Due mainly to much lower imports:
  • Q1 merchandise surplus of €8,020m was over €3.7bn higher yoy;
  • The invisibles deficit increased by almost €2.1bn to €10,550m;
  • Services (€2,180m) and income (€7,586m) deficits were both about €1bn higher.
  • Total service exports at €16,050m dropped €360m largely due to insurance and financial services.
  • Service imports at €18,230m were up over €600m due mainly to higher royalties/licences and miscellaneous business services.
  • Tourism and travel receipts (€640m) and expenditure abroad (€1,324m) were down.
  • The higher income deficit results largely from reduced profits and interest earnings by Irish-owned businesses abroad (€1,808m) along with increased outflows of profits and interest from foreign-owned enterprises in Ireland (€8,631m).
  • Interest outflows on Government External Debt also increased.
  • In the financial account, Irish (mostly IFSC) residents redeemed €40bn of foreign portfolio assets and repaid €27.8bn of portfolio liabilities.
  • Inward direct investment was low at €794m and was similar to outflow.
Not too good for an exporting nation? You bet.

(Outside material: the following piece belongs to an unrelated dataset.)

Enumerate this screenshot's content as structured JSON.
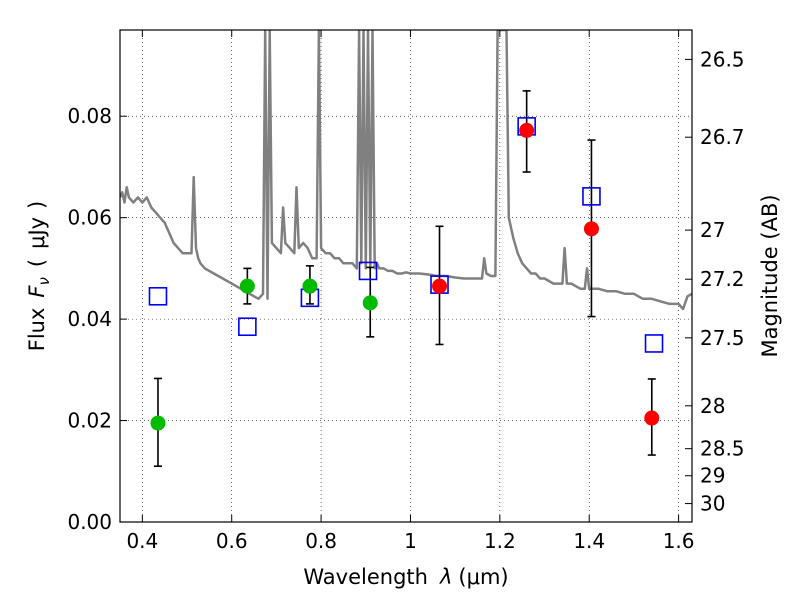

Of course, reasoned our seasoned policy morons, we simply have no alternative to raising taxes everywhere, for the public sector wages must be paid at an increasing rate. Never mind recession and Government promises to cut the public sector excess fat - if anyone had any mistaken beliefs that this Government is serious about tackling our state of public sector insolvency, hold your hope no longer. CSO figures for public sector employment and earnings released yesterday show once again that Brian Cowen is hellbent on robbing the ordinary taxpayers to pay for public sector cronies' privilege to earn lavish wages and perks. Public sector wages rose 3.4% yoy last month and public sector employment was up 1,000. So let's tax and borrow our way to pay public sector wages and pensions, should we? Irish Economic Model (as opposed to a real economic model) at last.